The first few floors of this new building, opened in 2003, are devoted to ships and maritime history. The top floor features a number of aircraft, although the collection is not particularly impressive, especially compared to some other German museums, such as the Speyer Museum of Technology south of Frankfurt, and the amazing Deutsches Museum in Munich. One of the Berlin museum’s recent acquisitions is wreckage from a Focke-Wolf Fw200 Condor four-engine reconnaissance and anti-shipping aircraft recovered from a lake. No Condors survived the war intact, and this one unfortunately came apart during a recovery operation.

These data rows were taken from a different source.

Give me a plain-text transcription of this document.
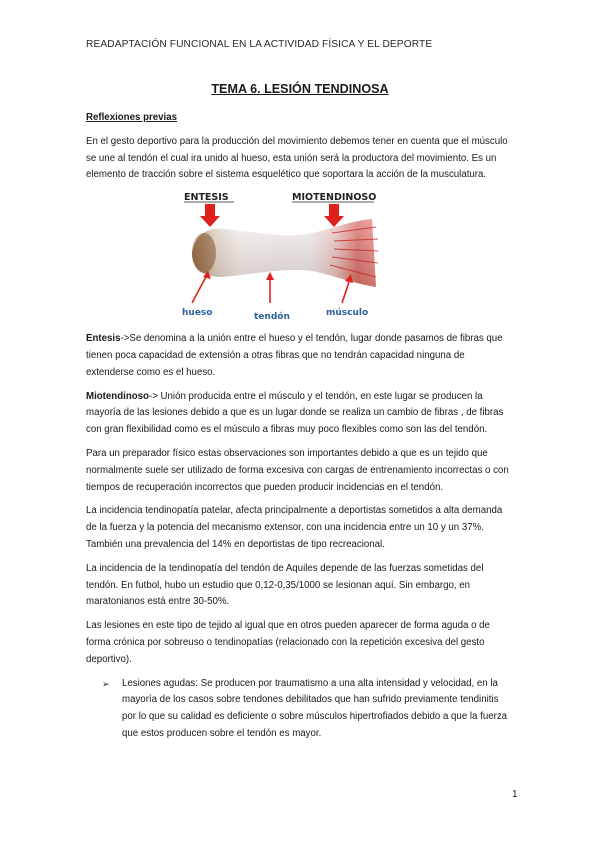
READAPTACIÓN FUNCIONAL EN LA ACTIVIDAD FÍSICA Y EL DEPORTE
TEMA 6. LESIÓN TENDINOSA

Reflexiones previas

En el gesto deportivo para la producción del movimiento debemos tener en cuenta que el músculo se une al tendón el cual ira unido al hueso, esta unión será la productora del movimiento. Es un elemento de tracción sobre el sistema esquelético que soportara la acción de la musculatura.

ENTESIS	MIOTENDINOSO
hueso	tendón	músculo

Entesis->Se denomina a la unión entre el hueso y el tendón, lugar donde pasamos de fibras que tienen poca capacidad de extensión a otras fibras que no tendrán capacidad ninguna de extenderse como es el hueso.

Miotendinoso-> Unión producida entre el músculo y el tendón, en este lugar se producen la mayoría de las lesiones debido a que es un lugar donde se realiza un cambio de fibras , de fibras con gran flexibilidad como es el músculo a fibras muy poco flexibles como son las del tendón.

Para un preparador físico estas observaciones son importantes debido a que es un tejido que normalmente suele ser utilizado de forma excesiva con cargas de entrenamiento incorrectas o con tiempos de recuperación incorrectos que pueden producir incidencias en el tendón.

La incidencia tendinopatía patelar, afecta principalmente a deportistas sometidos a alta demanda de la fuerza y la potencia del mecanismo extensor, con una incidencia entre un 10 y un 37%. También una prevalencia del 14% en deportistas de tipo recreacional.

La incidencia de la tendinopatía del tendón de Aquiles depende de las fuerzas sometidas del tendón. En futbol, hubo un estudio que 0,12-0,35/1000 se lesionan aquí. Sin embargo, en maratonianos está entre 30-50%.

Las lesiones en este tipo de tejido al igual que en otros pueden aparecer de forma aguda o de forma crónica por sobreuso o tendinopatías (relacionado con la repetición excesiva del gesto deportivo).

➢	Lesiones agudas: Se producen por traumatismo a una alta intensidad y velocidad, en la mayoría de los casos sobre tendones debilitados que han sufrido previamente tendinitis por lo que su calidad es deficiente o sobre músculos hipertrofiados debido a que la fuerza que estos producen sobre el tendón es mayor.
1
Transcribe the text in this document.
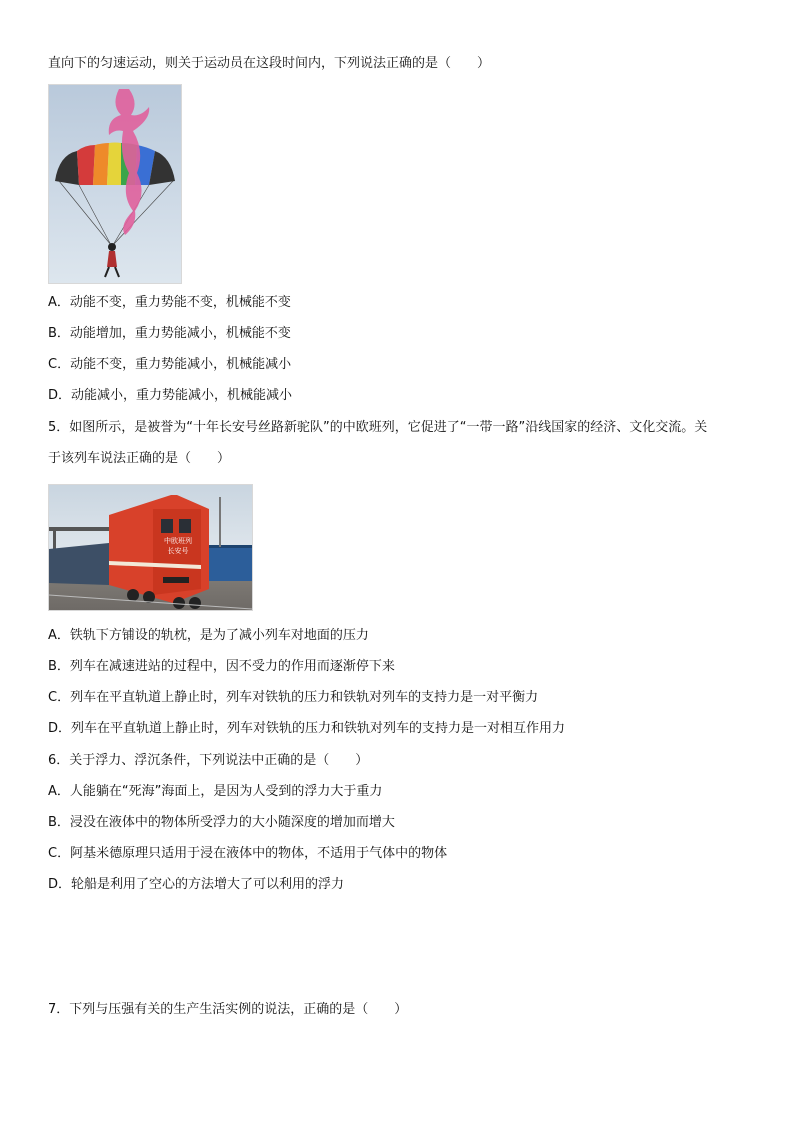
直向下的匀速运动，则关于运动员在这段时间内，下列说法正确的是（　　）
A．动能不变，重力势能不变，机械能不变
B．动能增加，重力势能减小，机械能不变
C．动能不变，重力势能减小，机械能减小
D．动能减小，重力势能减小，机械能减小
5．如图所示，是被誉为“十年长安号丝路新驼队”的中欧班列，它促进了“一带一路”沿线国家的经济、文化交流。关
于该列车说法正确的是（　　）
中欧班列
长安号
A．铁轨下方铺设的轨枕，是为了减小列车对地面的压力
B．列车在减速进站的过程中，因不受力的作用而逐渐停下来
C．列车在平直轨道上静止时，列车对铁轨的压力和铁轨对列车的支持力是一对平衡力
D．列车在平直轨道上静止时，列车对铁轨的压力和铁轨对列车的支持力是一对相互作用力
6．关于浮力、浮沉条件，下列说法中正确的是（　　）
A．人能躺在“死海”海面上，是因为人受到的浮力大于重力
B．浸没在液体中的物体所受浮力的大小随深度的增加而增大
C．阿基米德原理只适用于浸在液体中的物体，不适用于气体中的物体
D．轮船是利用了空心的方法增大了可以利用的浮力
7．下列与压强有关的生产生活实例的说法，正确的是（　　）
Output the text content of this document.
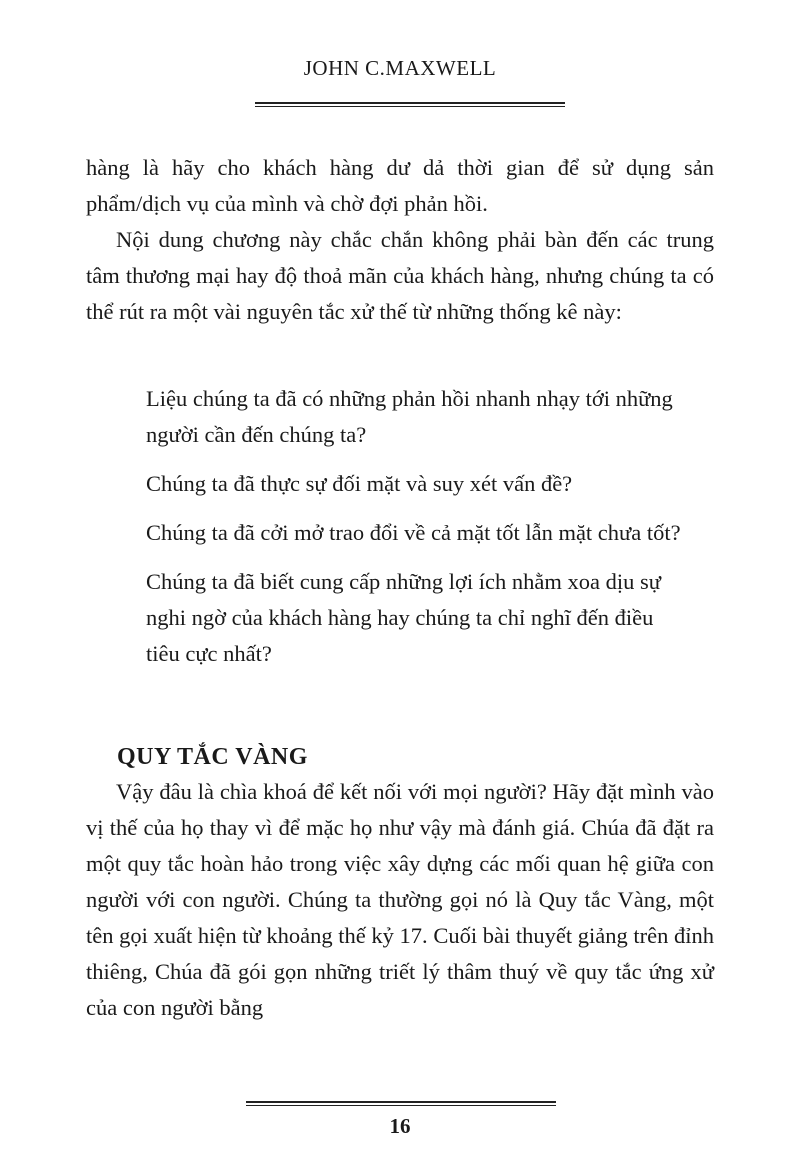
JOHN C.MAXWELL

hàng là hãy cho khách hàng dư dả thời gian để sử dụng sản phẩm/dịch vụ của mình và chờ đợi phản hồi.

Nội dung chương này chắc chắn không phải bàn đến các trung tâm thương mại hay độ thoả mãn của khách hàng, nhưng chúng ta có thể rút ra một vài nguyên tắc xử thế từ những thống kê này:

Liệu chúng ta đã có những phản hồi nhanh nhạy tới những người cần đến chúng ta?

Chúng ta đã thực sự đối mặt và suy xét vấn đề?

Chúng ta đã cởi mở trao đổi về cả mặt tốt lẫn mặt chưa tốt?

Chúng ta đã biết cung cấp những lợi ích nhằm xoa dịu sự nghi ngờ của khách hàng hay chúng ta chỉ nghĩ đến điều tiêu cực nhất?

QUY TẮC VÀNG

Vậy đâu là chìa khoá để kết nối với mọi người? Hãy đặt mình vào vị thế của họ thay vì để mặc họ như vậy mà đánh giá. Chúa đã đặt ra một quy tắc hoàn hảo trong việc xây dựng các mối quan hệ giữa con người với con người. Chúng ta thường gọi nó là Quy tắc Vàng, một tên gọi xuất hiện từ khoảng thế kỷ 17. Cuối bài thuyết giảng trên đỉnh thiêng, Chúa đã gói gọn những triết lý thâm thuý về quy tắc ứng xử của con người bằng

16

The rocket and space collection occupies one small wing of the top floor. Artifacts in the collection include a Moon rock collected during the Apollo 17 mission, V-2 rocket engines, and an American H-1 rocket engine from the Saturn I program. The collection also includes a number of smaller artifacts including anti-aircraft and anti-ship rockets that were also developed by the Germans during World War 2. The museum also has a new artifact that had not yet been unveiled as of September 2007. This is a Heinkel He-162 Volksjaeger jet-propelled aircraft designed for cheap production in the latter days of World War 2.
The descriptions and labeling on the rocket artifacts are relatively sparse, although this is true for many other artifacts in the museum as well and appears to be a stylistic choice rather than an editorial one. (Modern Germany at times can be too hip for its own good.) One wall of the missile and rockets display features photographs, including some depicting the slave labor used in the German rocket development program as well as the Nuremberg trials. Overall, the exhibit acknowledges the war, but provides relatively little information about it.
There are other museums in Germany that do a better job of explaining both the history and context of German rocket development, particularly the excellent museum in Peenemunde, in the northeast. But they are less easy to reach than Germany’s bustling, modern capital.